When de Blasio announced that New York City should prepare for stay-at-home orders, Cuomo went on TV to shoot him down that night — and the next day signed an executive order preventing New York City and all other municipalities in the state from issuing their own orders to deal with the health crisis. De Blasio aides viewed this as a direct effort to block the mayor and neuter his power. Cuomo’s move delayed New York City’s shutdown by five days.
“Honestly, de Blasio’s people were often the first to come up with what ended up to be the right solution,” Wylde says. “But Cuomo would feel a need to countermandate, so it went back and forth until the right solution is delayed. It was the opposite of what you would want from the government in a crisis.”
When Cuomo started hour-long news conferences with PowerPoint slide shows that got national attention, leading to legions of fans and talk of a presidential run, he refused to do news conferences with the mayor, say former de Blasio administration officials.

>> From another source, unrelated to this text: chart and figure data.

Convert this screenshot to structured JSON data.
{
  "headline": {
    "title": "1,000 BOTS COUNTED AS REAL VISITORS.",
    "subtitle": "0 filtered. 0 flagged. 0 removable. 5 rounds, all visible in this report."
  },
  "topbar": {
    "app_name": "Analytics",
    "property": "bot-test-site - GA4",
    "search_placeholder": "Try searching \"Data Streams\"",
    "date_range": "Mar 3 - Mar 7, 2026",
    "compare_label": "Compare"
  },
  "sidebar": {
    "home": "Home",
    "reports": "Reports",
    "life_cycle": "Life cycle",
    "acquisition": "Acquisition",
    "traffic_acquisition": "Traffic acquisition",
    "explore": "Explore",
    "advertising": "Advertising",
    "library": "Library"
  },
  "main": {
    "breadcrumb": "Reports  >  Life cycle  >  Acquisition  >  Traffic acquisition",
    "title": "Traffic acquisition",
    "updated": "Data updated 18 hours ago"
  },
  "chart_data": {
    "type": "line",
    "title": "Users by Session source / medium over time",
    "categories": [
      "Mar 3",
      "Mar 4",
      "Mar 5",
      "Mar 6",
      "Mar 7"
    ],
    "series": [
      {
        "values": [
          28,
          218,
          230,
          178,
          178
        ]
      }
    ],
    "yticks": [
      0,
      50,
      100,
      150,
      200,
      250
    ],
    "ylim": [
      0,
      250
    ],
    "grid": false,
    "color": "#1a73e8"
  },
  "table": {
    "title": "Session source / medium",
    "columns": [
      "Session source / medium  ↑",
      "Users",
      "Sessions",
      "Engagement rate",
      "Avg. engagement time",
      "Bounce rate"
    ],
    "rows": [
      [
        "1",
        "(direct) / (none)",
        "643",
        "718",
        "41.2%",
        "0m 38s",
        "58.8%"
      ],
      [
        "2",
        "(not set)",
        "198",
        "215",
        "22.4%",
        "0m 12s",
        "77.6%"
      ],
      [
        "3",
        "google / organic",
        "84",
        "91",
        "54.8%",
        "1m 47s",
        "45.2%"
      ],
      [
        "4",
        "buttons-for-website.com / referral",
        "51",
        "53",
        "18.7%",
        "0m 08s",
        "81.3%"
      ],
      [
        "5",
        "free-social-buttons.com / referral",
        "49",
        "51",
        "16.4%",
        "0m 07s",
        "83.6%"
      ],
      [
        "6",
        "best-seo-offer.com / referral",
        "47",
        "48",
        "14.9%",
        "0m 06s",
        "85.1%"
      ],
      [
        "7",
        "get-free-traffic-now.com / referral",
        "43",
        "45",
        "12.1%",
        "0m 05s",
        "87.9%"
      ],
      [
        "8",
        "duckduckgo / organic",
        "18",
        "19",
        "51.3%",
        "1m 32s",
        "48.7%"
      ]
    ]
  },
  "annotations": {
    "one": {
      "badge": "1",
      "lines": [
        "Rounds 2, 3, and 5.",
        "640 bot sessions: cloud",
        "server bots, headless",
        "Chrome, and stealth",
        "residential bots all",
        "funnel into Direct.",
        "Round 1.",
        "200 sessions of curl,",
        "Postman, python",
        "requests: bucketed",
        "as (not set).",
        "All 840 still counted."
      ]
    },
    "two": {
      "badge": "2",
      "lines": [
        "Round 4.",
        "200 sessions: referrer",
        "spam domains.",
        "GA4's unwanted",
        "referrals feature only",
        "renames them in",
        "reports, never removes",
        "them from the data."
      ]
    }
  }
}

When, during the darkest days of the pandemic, the USNS Comfort naval medical ship came to the city as a floating intensive care unit, there were plans for a joint news conference with the governor, the mayor, and Navy representatives to greet it. The morning of the news conference, after the stage had been built, the governor’s team pulled out. They held their own news conference an hour earlier than the scheduled original time, one pier away.
The fight may not be over yet. Cuomo’s resignation means he can run for governor again, or president. De Blasio aides say they will nervously be watching Cuomo for the next 12 days.
On Thursday, de Blasio said what he’s looking forward to most now is “a professional, normal discussion” with the new governor, in which he asks questions and gets answers back. He, too, is free to run for governor. So, he might still wind up a punching bag. But it will at least be his choice.
A previous version of this story misquoted Bob Hardt, political director for cable news channel NY1. Hardt said De Blasio's mistake was in getting churlish, not trollish, about funding.